Fletchers Solicitors representing numerous women left with traumatic complications by top UK surgeon
The UK’s leading medical negligence and serious injury law firm, Fletchers Solicitors, has been instructed to handle a number of claims against Britain’s most influential pelvic surgeon, Anthony Dixon, after it’s claimed that he left hundreds of women with life changing complications.
Valerie Evans, 77, from Woolaston in Somerset, is just one of these claimants. She was referred to Mr Dixon in 2016 to treat a small internal rectal prolapse known as an intussusception (where part of the intestine folds into the section next to it).
Mr Dixon, a consultant colorectal surgeon based at both the Southmead and Spire Hospitals in Bristol, specialised in laparoscopic ventral rectopexy surgery, and recommended that this operation, together with an anterior resection, be carried out. Valerie underwent the surgery in October 2016.

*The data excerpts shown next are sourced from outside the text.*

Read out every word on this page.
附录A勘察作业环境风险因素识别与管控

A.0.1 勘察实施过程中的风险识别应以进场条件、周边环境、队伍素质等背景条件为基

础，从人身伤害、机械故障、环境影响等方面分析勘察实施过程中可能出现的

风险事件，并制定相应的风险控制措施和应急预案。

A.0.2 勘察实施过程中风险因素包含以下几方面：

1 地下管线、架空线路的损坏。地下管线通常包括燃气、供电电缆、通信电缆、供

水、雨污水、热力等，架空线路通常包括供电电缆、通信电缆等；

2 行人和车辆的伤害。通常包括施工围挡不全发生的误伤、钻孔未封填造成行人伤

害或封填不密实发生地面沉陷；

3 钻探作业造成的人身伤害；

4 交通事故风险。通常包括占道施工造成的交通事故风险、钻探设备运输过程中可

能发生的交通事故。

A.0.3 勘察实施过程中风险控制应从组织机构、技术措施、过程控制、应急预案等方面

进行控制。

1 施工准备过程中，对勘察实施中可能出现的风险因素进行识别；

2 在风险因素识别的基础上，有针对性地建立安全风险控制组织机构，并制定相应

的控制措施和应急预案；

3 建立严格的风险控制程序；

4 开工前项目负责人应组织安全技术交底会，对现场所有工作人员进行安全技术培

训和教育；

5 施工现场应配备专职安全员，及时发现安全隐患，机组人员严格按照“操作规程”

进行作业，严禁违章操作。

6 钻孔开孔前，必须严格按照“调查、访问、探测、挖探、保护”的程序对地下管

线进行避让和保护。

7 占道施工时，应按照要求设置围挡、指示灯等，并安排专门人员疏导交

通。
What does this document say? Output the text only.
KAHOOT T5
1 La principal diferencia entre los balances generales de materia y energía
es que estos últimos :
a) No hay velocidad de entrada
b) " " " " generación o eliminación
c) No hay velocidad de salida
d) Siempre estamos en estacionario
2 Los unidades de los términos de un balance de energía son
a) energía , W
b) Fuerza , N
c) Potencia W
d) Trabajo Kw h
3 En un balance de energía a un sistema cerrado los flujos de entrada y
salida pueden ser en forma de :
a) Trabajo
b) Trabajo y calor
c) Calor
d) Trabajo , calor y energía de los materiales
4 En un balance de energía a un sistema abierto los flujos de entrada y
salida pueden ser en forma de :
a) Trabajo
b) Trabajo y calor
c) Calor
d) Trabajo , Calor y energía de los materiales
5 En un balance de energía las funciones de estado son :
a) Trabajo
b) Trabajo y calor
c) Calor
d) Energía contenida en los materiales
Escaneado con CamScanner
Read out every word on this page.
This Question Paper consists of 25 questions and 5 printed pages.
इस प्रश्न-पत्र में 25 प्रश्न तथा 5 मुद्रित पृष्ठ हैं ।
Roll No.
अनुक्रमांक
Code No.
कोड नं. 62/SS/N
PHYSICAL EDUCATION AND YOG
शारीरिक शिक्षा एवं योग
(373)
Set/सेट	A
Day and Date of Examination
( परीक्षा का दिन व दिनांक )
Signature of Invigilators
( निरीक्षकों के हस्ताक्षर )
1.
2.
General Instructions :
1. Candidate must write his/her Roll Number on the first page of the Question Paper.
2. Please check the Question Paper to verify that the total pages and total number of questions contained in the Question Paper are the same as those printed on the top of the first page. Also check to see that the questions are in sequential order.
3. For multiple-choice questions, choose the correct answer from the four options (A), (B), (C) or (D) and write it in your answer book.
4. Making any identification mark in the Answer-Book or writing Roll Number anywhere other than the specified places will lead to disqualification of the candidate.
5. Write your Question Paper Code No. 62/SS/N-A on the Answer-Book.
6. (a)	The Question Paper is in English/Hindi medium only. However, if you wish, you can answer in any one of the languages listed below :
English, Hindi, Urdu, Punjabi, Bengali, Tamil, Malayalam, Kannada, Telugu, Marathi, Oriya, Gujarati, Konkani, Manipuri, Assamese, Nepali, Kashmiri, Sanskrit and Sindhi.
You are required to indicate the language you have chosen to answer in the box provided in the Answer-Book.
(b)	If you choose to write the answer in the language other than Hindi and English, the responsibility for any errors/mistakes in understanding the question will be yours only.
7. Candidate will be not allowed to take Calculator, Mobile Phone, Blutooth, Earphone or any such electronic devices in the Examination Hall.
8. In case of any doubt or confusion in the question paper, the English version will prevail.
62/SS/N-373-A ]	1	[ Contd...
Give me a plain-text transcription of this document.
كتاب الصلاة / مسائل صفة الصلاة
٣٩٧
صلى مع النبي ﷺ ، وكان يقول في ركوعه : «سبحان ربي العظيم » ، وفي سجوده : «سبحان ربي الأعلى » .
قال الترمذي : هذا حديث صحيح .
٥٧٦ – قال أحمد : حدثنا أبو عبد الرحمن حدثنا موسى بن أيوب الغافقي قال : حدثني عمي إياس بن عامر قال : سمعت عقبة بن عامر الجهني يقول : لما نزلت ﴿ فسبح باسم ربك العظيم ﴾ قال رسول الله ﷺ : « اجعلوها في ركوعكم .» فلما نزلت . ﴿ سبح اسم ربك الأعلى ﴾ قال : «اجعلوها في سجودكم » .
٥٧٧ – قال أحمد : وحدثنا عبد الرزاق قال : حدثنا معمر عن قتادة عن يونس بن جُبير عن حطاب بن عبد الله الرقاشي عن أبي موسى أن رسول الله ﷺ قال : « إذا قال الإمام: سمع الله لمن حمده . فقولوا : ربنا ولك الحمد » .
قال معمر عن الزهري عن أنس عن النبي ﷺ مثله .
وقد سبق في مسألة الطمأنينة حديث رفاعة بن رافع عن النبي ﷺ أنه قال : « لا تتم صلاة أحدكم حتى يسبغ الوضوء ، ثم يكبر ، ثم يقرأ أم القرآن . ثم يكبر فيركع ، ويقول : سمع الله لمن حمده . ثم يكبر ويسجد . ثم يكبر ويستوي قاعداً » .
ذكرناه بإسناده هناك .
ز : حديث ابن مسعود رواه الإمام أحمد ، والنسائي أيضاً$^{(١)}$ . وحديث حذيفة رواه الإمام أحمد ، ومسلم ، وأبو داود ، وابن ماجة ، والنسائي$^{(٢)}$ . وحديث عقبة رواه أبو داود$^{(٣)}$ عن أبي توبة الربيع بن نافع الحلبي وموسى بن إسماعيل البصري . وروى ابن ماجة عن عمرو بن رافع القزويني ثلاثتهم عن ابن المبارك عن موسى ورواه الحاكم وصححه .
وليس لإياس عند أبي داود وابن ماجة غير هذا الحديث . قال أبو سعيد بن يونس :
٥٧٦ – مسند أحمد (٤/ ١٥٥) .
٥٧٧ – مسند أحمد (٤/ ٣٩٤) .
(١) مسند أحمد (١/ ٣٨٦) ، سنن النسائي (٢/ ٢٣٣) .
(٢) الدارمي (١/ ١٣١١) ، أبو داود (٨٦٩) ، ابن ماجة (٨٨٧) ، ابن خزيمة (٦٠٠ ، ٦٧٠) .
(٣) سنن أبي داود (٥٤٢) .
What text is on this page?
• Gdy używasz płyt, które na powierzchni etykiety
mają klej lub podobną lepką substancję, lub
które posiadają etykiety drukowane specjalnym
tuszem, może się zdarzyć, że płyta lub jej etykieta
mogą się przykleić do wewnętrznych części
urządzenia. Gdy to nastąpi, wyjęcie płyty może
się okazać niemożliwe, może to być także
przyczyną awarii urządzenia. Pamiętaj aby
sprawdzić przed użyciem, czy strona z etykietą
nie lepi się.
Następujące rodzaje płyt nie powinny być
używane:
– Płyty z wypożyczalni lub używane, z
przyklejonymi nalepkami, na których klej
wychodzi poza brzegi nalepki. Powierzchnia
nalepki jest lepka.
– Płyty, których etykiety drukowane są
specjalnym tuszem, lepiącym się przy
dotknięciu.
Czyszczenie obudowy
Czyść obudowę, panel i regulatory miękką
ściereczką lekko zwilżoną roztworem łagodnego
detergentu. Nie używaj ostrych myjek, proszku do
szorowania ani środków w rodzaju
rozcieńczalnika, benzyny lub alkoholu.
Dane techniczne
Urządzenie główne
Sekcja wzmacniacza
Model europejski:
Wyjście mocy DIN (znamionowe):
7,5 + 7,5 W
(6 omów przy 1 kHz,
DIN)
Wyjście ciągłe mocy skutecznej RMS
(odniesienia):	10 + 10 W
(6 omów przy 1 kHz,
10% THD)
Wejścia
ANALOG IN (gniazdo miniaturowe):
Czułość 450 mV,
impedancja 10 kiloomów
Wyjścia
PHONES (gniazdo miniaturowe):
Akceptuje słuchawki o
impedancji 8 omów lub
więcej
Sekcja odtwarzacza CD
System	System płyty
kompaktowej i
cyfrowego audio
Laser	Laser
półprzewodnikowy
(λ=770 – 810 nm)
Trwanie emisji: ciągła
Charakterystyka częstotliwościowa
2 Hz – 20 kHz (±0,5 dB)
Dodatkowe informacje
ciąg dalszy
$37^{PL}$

But, following surgery, Valerie developed an anastomotic leak where her bowel had been rejoined, and subsequent pelvic sepsis - an infection caused by injury to organs and tissue - due to the mesh used for the rectopexy. She had to undergo further revision surgery to remove all the damaged tissue and now has to live with a permanent colostomy bag.
Valerie claims that Mr Dixon told her the issues must have been caused because her ‘insides were in the wrong place’. She said: “I felt like I was being blamed for the whole ordeal, as though there was something wrong with my body. He washed his hands of all responsibility or fault and offered no apology.
“But, the complications caused by Mr Dixon’s surgery have totally ruined my life on every level. I suffer in agonising pain every day now and I can never regain the life I had before this.”
After realising that mistakes had been made with her care, Valerie has been working with the medical negligence team at Fletchers Solicitors to bring a claim against the Trust that employed Mr Dixon.
Recognised as a pioneer of bowel repair surgery, Mr Dixon had built up a strong reputation in this field that saw patients travelling from around the UK and further afield to seek his expertise.
But complaints started to increase, with some patients claiming they were subjected to overly complicated procedures without being fully informed of all the risks.
Investigations into his practices, particularly around the mesh rectopexy and Stapled Transanal Resection of the Rectum (STARR) operations he performed are currently ongoing by NHS Bristol NHS Trust. In August 2017, the General Medical Council (GMC) also placed restrictions on his practice, preventing him from carrying out STARR procedures unitl November 2018.
In anticipation of many more legal claims being made against Mr Dixon, a novel protocol has been adopted by the NHS to co-ordinate the process. The protocol operates as a form of altnerative dispute resolution (ADR) and will see benefits on both sides. It will reduce the overall costs to the NHS of considering these claims, but will also ensure that claims are dealt with promptly, with clients expected to receive an initial decision on their case within a matter of months of notification. For claimants to take the benefit of the protocol, their claim must be notified by 4pm on 1 August 2018.
Amy Hughes, the litigation executive dealing with Valerie Evans’ case, said: “We are representing a number of clients, including Mrs Evans, in connection with treatment provided by Mr Dixon over a period of time, whilst he worked for both the NHS and as a private consultant at the Spire Bristol Hospital.
“Mr Dixon aimed to pioneer mesh rectopexy in the UK, but surgeries involving mesh have come under intense scrutiny due to the high number of complications associated with them. We are now investigating on behalf of our clients whether Mr Dixon’s recommendations to proceed to surgery, and the way his procedures were carried out, was appropriate, given the incredibly poor outcomes they have suffered.”